There is a particular kind of loneliness that has nothing to do with being alone. You can feel it at a party, in a marriage, in an office full of colleagues who know your name. It is the feeling that no one quite sees you — that the version of yourself you show the world and the version you actually are have drifted too far apart to be bridged by ordinary conversation.

This is the loneliness most of us don’t talk about, because it is harder to explain than simply being by yourself on a Friday night.

The thirteenth-century Persian poet Rumi knew this feeling well. Much of his work in the Masnavi circles around a single image: a reed flute, cut from its reed bed, crying out not from weakness but from longing — longing to be known, to be heard, to be reunited with its source. Rumi’s point is not that loneliness is a problem to be solved. It is that it is a signal — one worth listening to rather than silencing. The flute’s cry, after all, is also its music.

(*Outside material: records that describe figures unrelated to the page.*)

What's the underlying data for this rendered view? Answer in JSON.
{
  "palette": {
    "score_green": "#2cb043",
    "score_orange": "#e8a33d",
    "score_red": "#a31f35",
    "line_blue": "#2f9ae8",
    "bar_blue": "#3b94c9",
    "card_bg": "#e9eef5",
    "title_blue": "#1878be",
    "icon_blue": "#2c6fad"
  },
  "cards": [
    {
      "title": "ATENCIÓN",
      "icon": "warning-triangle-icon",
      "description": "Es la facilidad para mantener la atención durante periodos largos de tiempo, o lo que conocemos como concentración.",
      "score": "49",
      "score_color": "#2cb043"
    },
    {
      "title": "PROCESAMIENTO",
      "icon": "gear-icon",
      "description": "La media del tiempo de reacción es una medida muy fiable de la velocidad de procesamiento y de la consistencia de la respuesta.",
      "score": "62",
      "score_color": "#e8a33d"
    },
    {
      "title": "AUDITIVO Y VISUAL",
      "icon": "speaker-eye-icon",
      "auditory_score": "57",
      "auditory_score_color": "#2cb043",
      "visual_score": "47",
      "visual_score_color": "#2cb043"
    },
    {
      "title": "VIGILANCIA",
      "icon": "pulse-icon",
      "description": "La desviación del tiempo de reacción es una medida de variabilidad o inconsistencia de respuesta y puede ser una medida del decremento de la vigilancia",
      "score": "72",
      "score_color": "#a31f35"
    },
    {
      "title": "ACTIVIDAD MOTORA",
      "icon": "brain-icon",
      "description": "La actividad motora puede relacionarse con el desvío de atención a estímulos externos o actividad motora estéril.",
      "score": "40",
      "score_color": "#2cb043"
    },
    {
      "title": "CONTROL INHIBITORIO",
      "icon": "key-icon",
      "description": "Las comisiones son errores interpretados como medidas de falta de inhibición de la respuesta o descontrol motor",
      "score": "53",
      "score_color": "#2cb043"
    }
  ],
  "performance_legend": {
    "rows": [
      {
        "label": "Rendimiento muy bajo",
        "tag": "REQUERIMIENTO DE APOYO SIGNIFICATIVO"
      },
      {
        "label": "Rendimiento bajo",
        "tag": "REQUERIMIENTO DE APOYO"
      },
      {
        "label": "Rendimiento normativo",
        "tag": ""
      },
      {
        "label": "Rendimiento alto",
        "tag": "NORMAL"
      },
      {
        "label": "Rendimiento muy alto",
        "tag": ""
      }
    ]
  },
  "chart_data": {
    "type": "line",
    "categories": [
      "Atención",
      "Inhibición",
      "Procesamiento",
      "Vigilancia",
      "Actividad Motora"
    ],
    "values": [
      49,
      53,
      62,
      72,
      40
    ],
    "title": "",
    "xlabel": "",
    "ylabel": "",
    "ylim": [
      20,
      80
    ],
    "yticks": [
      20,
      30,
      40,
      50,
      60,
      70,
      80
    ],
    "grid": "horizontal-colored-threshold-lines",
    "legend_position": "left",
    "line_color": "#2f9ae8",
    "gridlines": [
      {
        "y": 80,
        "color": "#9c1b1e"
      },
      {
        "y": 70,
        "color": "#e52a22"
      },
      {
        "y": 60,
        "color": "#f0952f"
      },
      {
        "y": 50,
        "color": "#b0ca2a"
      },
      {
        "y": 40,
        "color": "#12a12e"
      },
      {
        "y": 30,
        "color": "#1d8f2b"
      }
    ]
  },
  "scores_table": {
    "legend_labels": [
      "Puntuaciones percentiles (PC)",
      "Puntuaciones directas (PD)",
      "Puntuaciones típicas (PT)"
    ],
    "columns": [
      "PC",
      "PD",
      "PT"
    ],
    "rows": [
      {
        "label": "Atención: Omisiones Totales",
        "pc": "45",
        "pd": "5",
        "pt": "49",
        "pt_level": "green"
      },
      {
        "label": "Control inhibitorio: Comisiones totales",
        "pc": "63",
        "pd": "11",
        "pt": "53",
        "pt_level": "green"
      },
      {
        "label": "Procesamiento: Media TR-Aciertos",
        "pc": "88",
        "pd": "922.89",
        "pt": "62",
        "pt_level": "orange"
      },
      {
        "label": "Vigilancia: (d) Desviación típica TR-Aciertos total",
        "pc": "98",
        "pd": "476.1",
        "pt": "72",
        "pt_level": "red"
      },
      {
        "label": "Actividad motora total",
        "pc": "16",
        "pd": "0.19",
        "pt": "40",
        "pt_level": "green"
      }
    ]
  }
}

But listening to the signal is only part of it. The question remains: what do you do with it?

Nora Samaran, in her book Turn This World Inside Out, offers something practical. She writes about what she calls a “nurturance culture” — the idea that most of us have been taught to be self-sufficient to a fault, to need little and ask for less, to treat our own vulnerability as something slightly embarrassing. And in doing so, we seal ourselves off from the very thing that might reach us.

Lonely man walking in mountains

She gives the example of someone going through a hard time — not a crisis, just the quiet grinding kind — who says nothing to anyone because they don’t want to be a burden. So they carry it alone, and the people around them, who might have helped, never get the chance. The loneliness isn’t caused by their absence. It is caused by a story we tell ourselves about what we are allowed to need.

The Stoic philosopher Seneca, writing letters to his friend Lucilius from ancient Rome, put it differently but arrived at the same place. He warned against the person who is always among crowds and never truly with anyone — and equally against the person who retreats entirely into themselves. What he asked for was something in between: a few people, known deeply, with whom nothing needs to be performed.

That is perhaps the simplest way to say it. Loneliness is not a sign that something is wrong with you. It is often a sign that you have been too careful — too careful about what you show, what you ask for, what you let in. When you say something honest, you give the person across from you permission to do the same. And that is where loneliness begins to lift — not in grand moments of connection, but in small ones, where two people stop pretending at the same time.

The cure, if there is one, is less armour. Not all at once. Just a little less, with one person, on one ordinary day.